TRES. En la calle un gato ha sido atropellado. Nadie lo retira del pavimiento aunque, de día, los coches evitan pisarlo (no todos los consiguen). El gato salió huyendo de la grúa dentada y de toda la deconstrucción de la apoyatura física de mi memoria de la que hablaba el otro día. Si mi vida fuese un edificio en demolición supongo que saldrían huyendo los habitantes de mi zoo - el perro amarillo o la tortuga bicéfala, el mono que mira hacia atrás o el gatito marramiau... - y algunos podrían ser atropellados por las fuerzas que habitan en el afuera. Escaparían del terror para caer en el aplastamiento, en la bidimensionalidad de la calcomanía. ¡Destino!
No me invento las imágenes; todo esto sucedió la otra tarde. Doy testimonio de lo pequeño. Ayer miraba estrábico al policía de Kirguistán aplastado por la turba y sólo en su herida sangrante identificable con lo humano. Hoy hablo del gato. Se parecen el gato y el hombre (no ofenda la comparativa) en la concreción del color: negro y rojo.
Miro atrás como el mono de Marc. Digo: yo debería haber llamado a los guardias para que retiraran el cadáver del gato. No es digno que el gato permaneciera allí con su rastro de sangre y heces, negro sobre rojo. Quizás al caer la noche los coches ya no se percataran de su presencia y lo aplastaran hasta la aniquilación de las huellas o el olvido de que allí hubo una vez un gato muerto.

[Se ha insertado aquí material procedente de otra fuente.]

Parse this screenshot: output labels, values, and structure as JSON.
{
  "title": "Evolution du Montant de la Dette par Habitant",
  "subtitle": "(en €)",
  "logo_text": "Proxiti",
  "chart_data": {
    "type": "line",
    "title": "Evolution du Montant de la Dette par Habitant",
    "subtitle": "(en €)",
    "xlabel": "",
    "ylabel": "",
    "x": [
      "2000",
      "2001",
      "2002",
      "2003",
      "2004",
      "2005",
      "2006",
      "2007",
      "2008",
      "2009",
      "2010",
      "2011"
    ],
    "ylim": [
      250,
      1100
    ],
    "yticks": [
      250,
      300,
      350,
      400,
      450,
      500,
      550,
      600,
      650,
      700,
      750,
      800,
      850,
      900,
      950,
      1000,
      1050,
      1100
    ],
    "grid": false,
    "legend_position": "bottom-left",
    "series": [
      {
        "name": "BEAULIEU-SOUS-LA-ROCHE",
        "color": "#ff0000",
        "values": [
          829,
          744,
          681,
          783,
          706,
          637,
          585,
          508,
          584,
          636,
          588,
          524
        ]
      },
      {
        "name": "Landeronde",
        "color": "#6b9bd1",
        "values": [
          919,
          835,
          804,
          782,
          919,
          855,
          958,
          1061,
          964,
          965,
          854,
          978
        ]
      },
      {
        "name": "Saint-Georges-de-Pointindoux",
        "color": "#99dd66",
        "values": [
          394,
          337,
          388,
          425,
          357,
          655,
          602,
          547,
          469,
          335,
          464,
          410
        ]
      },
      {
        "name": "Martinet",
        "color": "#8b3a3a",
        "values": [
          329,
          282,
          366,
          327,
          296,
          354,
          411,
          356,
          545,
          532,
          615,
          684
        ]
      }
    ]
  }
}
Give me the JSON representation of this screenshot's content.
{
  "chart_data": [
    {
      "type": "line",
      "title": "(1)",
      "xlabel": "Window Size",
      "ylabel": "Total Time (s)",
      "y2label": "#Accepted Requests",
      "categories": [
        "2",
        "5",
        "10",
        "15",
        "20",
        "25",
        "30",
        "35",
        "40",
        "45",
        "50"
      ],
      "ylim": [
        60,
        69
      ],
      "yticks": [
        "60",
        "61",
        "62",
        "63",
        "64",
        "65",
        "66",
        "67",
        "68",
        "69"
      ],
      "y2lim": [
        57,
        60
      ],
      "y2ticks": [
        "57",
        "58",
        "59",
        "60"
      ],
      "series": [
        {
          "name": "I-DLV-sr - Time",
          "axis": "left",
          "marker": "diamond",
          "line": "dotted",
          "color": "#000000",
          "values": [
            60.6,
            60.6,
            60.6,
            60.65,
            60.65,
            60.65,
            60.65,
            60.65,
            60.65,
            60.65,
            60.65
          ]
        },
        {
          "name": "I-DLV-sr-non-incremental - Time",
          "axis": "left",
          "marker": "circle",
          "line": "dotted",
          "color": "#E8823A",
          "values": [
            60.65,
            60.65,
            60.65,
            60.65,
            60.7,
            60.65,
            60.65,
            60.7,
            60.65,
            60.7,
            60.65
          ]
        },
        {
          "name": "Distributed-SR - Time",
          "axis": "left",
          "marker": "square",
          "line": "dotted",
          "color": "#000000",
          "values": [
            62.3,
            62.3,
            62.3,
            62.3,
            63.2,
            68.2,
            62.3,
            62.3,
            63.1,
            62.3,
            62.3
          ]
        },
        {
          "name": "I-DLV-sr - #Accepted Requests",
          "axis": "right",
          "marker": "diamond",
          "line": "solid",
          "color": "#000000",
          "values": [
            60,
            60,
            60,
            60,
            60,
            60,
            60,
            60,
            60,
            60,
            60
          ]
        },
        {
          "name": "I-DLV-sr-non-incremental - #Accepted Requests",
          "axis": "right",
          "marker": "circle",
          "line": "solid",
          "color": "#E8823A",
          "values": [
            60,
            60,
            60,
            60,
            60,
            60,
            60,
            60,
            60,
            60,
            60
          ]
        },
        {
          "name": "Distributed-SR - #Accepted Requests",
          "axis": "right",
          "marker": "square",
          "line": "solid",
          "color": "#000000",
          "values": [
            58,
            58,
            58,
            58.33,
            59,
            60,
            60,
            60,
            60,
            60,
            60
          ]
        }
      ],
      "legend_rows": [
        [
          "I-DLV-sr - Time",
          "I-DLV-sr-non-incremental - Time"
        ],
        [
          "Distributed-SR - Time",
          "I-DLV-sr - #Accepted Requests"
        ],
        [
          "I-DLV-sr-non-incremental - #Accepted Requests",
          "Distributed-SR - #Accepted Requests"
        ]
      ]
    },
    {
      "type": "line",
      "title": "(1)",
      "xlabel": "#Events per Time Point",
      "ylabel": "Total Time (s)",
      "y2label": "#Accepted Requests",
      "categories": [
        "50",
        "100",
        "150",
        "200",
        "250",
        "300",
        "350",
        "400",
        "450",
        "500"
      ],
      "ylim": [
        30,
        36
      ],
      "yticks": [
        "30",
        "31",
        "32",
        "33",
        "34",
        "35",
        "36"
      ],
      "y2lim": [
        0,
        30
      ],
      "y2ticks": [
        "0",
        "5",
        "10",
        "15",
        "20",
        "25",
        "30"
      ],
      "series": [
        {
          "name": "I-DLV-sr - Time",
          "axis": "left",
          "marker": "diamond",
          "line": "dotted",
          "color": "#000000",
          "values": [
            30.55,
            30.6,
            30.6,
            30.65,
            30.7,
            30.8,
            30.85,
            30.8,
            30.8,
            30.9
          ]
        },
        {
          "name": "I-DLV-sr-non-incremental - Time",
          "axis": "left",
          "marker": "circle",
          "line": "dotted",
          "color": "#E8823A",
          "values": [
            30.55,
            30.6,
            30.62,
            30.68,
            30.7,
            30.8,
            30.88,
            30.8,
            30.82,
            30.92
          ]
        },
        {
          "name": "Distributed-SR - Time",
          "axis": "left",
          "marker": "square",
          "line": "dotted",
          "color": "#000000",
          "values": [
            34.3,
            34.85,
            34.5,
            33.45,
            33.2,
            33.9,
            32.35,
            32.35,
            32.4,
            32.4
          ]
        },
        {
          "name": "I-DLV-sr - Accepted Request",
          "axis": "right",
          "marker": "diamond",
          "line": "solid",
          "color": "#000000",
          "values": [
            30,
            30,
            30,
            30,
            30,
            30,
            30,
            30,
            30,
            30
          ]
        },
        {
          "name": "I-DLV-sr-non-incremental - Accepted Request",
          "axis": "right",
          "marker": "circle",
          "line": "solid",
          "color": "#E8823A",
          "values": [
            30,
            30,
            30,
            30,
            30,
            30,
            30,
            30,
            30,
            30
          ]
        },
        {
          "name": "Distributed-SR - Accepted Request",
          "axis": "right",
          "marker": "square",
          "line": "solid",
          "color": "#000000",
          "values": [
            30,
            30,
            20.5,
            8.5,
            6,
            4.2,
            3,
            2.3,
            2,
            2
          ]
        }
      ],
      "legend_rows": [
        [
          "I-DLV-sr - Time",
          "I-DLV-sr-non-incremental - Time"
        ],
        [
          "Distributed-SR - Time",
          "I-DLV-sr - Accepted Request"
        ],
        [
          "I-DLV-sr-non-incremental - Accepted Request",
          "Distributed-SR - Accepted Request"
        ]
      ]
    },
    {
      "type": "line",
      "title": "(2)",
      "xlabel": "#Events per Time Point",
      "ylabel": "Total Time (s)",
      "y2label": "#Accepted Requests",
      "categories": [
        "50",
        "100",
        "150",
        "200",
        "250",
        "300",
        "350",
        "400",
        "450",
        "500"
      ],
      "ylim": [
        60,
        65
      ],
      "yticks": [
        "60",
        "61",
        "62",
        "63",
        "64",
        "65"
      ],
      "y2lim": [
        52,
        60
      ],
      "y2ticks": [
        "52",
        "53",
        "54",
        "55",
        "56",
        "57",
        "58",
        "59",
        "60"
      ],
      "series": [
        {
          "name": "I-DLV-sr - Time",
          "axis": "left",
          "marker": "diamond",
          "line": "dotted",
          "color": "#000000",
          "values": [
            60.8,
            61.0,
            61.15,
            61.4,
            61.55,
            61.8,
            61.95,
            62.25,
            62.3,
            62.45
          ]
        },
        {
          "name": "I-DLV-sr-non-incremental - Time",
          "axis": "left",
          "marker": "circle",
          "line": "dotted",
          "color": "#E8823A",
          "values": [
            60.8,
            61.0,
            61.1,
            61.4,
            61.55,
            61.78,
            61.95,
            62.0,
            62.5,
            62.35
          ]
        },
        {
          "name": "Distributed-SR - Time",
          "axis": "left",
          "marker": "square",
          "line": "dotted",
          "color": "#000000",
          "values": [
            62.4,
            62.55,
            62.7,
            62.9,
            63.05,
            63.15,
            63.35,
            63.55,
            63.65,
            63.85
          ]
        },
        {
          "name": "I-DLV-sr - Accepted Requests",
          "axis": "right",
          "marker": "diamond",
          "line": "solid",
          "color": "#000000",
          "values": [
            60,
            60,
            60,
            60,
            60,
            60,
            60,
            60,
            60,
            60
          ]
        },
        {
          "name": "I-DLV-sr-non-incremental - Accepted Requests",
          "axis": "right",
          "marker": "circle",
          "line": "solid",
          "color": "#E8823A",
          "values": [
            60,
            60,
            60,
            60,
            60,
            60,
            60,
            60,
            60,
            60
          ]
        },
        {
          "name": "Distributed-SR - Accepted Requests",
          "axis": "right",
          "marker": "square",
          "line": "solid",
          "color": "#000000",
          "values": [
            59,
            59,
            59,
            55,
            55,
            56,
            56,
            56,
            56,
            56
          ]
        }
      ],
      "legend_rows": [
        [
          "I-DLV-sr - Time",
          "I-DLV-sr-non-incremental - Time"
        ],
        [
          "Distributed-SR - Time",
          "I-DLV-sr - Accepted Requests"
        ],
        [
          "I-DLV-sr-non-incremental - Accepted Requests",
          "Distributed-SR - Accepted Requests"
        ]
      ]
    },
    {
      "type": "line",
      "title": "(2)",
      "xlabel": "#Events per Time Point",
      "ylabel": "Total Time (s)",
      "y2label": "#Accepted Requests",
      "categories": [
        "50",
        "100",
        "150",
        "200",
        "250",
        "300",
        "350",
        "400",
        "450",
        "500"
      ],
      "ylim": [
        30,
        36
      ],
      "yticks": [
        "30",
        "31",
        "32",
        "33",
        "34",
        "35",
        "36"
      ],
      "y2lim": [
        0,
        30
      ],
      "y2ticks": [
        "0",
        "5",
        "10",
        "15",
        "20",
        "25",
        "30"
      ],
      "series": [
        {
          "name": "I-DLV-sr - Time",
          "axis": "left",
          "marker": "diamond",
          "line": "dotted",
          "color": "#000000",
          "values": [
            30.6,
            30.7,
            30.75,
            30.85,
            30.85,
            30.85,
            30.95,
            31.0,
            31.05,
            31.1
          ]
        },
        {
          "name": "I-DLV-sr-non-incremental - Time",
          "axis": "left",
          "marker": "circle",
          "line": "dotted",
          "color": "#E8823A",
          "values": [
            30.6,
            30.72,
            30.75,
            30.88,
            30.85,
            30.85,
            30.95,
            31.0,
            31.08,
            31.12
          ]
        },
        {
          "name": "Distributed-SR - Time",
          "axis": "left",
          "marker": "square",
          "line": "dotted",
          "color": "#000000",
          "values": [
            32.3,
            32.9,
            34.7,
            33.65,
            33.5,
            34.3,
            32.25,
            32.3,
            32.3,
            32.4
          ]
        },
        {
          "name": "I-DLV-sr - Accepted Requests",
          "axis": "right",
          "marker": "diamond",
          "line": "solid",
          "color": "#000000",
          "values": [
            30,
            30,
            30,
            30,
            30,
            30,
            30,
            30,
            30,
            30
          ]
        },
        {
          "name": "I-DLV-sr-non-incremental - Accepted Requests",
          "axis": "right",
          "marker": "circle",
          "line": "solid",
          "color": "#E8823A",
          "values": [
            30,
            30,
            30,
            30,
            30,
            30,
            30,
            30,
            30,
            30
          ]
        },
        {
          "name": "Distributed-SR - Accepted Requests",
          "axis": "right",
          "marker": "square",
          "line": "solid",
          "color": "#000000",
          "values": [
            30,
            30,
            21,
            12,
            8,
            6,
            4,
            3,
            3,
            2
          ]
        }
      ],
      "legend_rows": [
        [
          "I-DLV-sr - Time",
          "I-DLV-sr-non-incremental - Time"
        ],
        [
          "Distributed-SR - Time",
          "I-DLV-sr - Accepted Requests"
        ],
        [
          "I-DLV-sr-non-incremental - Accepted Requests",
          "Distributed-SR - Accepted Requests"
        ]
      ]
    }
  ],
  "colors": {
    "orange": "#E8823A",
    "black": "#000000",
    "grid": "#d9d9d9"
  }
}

Me roban la memoria y siento en mi nostalgia de mono el sabor de la herrumbre y el polvo en la boca. Un extraño patriotismo de cabeza hueca me lleva a dar gracias por ese sabor a sangre, óxido y tierra. Sin ellos el olvido higienizado asolaría el alma. La necesidad de la materia es la misma que la exigencia del arte.